December 2015 Archives
Mon Dec 14 14:35:02 ICT 2015
Installing pine/alpine on FreeBSD
pine/alpine need a patch to read maildir mailboxes; the package on FreeBSD does not offer this patch.
In /usr/ports/mail/alpine do a make patch.
Change to work directory and apply the patch from ~on/Alpine-2.20/maildir.patch.
The patch fails to install the files maildir.h and maildir.c in the proper directory imap/c-client/, you have to do that by hand.
Change to alpine-2.20 directory and run configure with the needed options, you must at least disable SSL (--without-ssl), other options like IPv6, kerberos, tcl are not needed either. I used:
./configure --without-ipv6 --without-tcl --without-ldap --without-krb5 --without-ssl
make and install by hand.
Wed Dec 2 13:19:05 ICT 2015
Configuring Mac OS X for CSIM
Quite some work is needed to make Mac OS X behave in CSIM environment. The default configuration of Apple system is not much stadard. In this note, I tried to list all I had to do to configure our iMac.
When installing Mac OS X, a local account is created on the machine, with root. privileges. The account name is toor and the password is the administrator password of the PCs.
Host name
Set the hot name at command line with:
sudo scutil --set Hostname name
Then set the host name in the Sharing panel in the Preferences. Also selet Remote Login, for All Users to allo sshd.
Mounting /home
To mount CSIM home directories automatically, create the directory /home then add:
oak.cs.ait.ac.th:/home /home nfs -P,-i, -b 0 0
in /etc/fstab
The mount(8) must be automatically executed at boot time, this is done by adding ~on/MacOSX/fstab.plist into /Library/LaunchDaemon.
Mail service
postfix must be configured to send all email to CSIM mail server, you must configure the fle /etc/postfix/main.cf and add the lines:
masquerade_domains = cs.ait.ac.th relayhost = mail.cs.ait.ac.th mydomain = cs.ait.ac.th myorigin = $mydomain
Printers
Printers are configured with he service lpr on the remote host banyan.cs.ait.ac.th.
Install AIT root certificates
Install http://cs.ait.ac.th/ait-itserv.crt and http://cs.ait.ac.th/ait-new.crt.
With Mac OS X 10.11, only the second one is necessary, the system will not allow self signed root CA with MD5 algorithm.
Root certificates must be installed to be allways trusted.
User authentication with OpenLDAP
In the control panel for Users, in Account login option, select Allow net user to login at login window
In Open Directory, add one entry for ldap2.cs.ait.ac.th. The exact configuration for LDAP is obtained by copying ~on/MacOSX/ldap2.cs.ait.ac.th.plist into /Library/preferences/OpenDirectory/Configuration/LDAPv3.
This .plist file contains all the configuration the LDAP server, including the mapping of Apple Open Diretory attributes into OpenLDAP attributes.

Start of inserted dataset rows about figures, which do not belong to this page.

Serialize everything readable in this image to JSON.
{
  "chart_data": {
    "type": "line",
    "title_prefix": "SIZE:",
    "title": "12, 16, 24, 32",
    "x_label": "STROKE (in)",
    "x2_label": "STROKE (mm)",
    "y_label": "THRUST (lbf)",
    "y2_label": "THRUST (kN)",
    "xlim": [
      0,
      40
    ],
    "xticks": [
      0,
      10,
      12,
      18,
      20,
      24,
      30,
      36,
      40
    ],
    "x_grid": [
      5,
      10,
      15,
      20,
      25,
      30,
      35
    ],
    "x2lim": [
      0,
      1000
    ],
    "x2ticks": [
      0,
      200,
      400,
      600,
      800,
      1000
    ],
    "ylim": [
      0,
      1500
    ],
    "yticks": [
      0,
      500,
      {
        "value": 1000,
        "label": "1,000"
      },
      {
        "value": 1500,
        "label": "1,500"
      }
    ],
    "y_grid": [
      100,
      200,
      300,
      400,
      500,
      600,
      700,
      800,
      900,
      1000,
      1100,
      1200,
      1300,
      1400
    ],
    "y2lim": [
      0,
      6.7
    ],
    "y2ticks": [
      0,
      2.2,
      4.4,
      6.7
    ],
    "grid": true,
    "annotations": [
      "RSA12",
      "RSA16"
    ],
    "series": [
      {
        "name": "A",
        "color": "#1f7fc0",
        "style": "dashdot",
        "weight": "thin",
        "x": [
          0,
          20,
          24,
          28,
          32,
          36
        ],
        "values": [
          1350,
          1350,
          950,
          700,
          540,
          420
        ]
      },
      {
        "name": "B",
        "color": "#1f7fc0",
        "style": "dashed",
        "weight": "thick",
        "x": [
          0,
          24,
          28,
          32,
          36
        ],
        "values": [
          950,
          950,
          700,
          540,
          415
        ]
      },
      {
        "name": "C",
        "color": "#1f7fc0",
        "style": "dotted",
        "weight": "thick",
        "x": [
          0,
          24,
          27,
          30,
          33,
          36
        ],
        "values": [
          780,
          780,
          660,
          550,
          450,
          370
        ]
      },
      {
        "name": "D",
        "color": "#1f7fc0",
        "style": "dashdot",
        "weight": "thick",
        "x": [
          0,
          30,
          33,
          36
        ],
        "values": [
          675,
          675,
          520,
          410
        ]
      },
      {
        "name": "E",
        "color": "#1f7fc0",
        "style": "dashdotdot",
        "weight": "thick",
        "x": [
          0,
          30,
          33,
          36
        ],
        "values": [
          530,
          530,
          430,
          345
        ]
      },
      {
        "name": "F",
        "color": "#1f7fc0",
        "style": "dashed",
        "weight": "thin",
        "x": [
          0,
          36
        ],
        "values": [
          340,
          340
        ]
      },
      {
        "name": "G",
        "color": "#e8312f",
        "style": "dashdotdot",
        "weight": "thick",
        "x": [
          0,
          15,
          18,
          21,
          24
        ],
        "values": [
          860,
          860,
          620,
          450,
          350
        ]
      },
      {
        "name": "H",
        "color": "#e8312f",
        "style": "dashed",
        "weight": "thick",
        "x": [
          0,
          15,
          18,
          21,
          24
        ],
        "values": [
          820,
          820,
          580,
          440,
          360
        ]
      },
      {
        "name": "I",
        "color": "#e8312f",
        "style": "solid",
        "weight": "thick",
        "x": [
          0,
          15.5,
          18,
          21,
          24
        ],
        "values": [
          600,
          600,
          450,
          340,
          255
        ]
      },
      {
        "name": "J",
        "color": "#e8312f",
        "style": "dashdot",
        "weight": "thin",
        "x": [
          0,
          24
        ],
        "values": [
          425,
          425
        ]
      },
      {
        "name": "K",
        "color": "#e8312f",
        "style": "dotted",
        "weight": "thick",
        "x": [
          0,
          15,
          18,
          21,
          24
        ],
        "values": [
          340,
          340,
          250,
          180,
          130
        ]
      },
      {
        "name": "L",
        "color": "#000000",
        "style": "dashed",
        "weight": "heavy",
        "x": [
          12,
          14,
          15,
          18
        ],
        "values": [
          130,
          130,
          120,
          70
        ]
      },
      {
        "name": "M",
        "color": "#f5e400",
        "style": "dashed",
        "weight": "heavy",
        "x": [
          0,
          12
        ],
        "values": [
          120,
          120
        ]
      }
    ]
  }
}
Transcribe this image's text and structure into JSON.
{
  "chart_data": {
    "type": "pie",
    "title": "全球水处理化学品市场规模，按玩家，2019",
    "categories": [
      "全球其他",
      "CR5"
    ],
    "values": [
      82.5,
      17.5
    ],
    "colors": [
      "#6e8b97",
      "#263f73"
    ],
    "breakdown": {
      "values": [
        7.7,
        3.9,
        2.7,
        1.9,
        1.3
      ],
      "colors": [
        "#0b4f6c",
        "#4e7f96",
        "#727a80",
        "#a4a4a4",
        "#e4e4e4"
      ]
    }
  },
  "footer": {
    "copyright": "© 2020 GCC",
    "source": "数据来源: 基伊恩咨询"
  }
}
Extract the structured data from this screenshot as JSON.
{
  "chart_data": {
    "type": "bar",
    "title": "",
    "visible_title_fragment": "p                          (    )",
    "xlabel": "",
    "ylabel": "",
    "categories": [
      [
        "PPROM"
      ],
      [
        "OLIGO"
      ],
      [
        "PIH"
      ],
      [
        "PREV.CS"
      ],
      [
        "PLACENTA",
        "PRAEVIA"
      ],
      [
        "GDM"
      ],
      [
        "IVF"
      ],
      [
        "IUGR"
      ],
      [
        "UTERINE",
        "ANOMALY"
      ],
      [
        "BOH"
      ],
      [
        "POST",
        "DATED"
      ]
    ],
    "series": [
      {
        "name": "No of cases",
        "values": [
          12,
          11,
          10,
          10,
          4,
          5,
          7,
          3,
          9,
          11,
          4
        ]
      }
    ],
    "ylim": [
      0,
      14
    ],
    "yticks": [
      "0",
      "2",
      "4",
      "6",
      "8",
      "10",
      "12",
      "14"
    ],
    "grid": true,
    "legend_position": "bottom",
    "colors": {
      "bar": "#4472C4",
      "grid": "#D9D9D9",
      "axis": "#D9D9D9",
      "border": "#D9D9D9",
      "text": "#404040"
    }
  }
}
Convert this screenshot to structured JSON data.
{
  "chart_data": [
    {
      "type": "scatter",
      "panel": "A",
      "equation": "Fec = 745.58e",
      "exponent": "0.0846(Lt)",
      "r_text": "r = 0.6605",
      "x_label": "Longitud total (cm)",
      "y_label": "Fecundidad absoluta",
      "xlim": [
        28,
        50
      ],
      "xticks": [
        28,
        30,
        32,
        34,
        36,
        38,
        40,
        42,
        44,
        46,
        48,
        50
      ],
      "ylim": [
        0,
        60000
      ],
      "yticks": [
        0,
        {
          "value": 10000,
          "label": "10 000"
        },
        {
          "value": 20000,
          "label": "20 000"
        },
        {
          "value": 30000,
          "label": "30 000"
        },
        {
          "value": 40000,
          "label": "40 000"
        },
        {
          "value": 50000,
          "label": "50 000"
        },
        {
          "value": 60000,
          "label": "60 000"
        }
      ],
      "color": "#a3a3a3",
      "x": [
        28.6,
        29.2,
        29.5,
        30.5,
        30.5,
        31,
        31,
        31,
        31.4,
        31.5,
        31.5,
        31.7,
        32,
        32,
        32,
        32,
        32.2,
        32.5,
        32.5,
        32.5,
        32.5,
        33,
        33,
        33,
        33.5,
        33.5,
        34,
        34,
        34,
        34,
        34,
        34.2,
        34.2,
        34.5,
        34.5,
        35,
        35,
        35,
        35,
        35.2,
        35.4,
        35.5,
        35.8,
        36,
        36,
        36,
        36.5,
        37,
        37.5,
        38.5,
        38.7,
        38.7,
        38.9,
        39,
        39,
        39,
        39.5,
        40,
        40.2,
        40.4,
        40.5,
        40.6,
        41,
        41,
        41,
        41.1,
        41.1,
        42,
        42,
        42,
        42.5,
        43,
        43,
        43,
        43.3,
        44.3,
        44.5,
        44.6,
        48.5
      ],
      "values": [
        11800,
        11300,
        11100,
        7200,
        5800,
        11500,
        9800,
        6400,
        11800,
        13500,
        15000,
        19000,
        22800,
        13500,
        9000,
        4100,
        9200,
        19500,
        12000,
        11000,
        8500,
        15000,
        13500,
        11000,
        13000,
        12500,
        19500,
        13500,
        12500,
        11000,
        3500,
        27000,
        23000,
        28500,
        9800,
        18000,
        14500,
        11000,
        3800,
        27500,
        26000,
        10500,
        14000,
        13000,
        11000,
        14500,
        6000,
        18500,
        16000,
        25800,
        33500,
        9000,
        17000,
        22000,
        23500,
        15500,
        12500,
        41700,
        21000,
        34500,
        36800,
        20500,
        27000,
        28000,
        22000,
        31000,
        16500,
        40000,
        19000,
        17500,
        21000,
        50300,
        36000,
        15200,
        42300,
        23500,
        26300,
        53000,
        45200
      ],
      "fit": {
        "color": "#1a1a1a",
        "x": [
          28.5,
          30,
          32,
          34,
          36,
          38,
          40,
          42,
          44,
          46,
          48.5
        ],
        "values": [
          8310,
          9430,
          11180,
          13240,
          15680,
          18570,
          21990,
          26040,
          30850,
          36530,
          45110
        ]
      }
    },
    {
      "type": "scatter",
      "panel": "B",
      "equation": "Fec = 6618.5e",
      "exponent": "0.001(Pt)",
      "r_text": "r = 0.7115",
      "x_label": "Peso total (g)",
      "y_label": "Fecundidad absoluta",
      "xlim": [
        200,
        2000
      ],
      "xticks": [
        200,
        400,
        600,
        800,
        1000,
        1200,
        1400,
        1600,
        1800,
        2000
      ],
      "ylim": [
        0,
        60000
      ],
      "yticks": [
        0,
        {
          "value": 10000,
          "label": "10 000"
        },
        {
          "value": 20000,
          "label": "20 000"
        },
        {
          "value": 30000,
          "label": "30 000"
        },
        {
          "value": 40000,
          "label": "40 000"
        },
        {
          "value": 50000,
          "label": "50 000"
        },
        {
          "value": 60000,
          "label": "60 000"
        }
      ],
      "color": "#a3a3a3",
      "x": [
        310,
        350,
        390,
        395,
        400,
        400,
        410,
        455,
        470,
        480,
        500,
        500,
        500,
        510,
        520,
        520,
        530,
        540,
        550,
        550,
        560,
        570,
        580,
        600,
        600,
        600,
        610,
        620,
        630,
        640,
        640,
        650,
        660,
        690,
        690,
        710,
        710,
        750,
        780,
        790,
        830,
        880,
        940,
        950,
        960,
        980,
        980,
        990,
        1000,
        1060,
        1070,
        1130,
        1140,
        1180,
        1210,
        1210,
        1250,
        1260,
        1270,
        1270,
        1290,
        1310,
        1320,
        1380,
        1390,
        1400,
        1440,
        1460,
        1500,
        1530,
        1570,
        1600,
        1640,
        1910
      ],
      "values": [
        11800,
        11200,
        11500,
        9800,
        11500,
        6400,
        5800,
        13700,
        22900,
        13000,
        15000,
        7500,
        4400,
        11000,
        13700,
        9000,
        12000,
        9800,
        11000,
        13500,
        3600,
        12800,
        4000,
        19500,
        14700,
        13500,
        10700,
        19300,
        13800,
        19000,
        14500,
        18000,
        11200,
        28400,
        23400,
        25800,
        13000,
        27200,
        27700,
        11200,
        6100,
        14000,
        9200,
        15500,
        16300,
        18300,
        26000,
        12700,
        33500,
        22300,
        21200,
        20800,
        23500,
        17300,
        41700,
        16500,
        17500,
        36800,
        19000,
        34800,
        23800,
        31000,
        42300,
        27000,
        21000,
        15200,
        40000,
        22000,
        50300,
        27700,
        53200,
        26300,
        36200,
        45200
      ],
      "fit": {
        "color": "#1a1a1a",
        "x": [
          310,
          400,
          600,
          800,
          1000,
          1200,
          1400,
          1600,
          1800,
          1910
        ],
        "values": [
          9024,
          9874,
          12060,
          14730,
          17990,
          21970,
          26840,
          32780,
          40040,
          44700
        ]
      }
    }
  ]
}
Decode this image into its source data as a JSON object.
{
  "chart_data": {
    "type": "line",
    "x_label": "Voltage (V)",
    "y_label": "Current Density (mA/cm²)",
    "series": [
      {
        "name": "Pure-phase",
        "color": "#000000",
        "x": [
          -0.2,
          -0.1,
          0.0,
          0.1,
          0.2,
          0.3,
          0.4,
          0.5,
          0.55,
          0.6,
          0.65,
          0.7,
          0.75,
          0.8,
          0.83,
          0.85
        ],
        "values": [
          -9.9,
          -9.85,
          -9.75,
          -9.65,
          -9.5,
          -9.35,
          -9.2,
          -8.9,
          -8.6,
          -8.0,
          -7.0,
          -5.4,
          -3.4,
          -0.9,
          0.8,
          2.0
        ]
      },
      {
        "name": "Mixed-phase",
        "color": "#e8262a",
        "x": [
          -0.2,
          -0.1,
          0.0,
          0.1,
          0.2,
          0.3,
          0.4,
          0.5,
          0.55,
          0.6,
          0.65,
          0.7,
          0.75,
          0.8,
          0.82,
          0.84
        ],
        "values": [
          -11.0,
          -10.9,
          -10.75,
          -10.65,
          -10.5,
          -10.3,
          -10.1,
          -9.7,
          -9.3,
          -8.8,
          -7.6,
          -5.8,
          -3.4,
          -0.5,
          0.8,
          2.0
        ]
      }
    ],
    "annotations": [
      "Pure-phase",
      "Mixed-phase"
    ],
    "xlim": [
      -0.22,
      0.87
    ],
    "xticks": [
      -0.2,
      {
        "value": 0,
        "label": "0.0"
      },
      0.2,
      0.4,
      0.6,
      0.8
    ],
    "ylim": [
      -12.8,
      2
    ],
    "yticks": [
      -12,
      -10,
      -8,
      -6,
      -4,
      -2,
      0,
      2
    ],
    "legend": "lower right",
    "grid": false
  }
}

It also contains an important section that disable SASL authentication for DIGEST-MDS, GSSAPI, CRAM-MD5 and NTLM. In Mac OS X 10.6, there were not such a problem as authentication was only basend on Simple Bind. But 10.7 and later introduced SASL authentication; it must be disabled.
Denied SASL Methods = Array {
DIGEST-MD5
GSSAPI
CRAM-MD5
NTLM
}
The .plist file is read and edited with /usr/libexec/PlistBuddy.
In the Directory Utility, you must add LDAP to the Search Policy for both Authentication and Contacts. Authorisation should read:
/local/default /LDAPv3/ldap2.cs.ait.ac.th
and Contacts should read:
/LDAPv3/ldap2.cs.ait.ac.th /local/default
Users that are members of LDAP Group admin have
administrator and
Configure the screen saver
In the Preference, change the Energy saving to never turn the system to sleep: the system is not really clever at recognizing when it is active and would turn to sleep in the middle of a file transfer!
Set a screen saver and in the Security and Privacy panel set the Require password immediately after sleep or screen saver.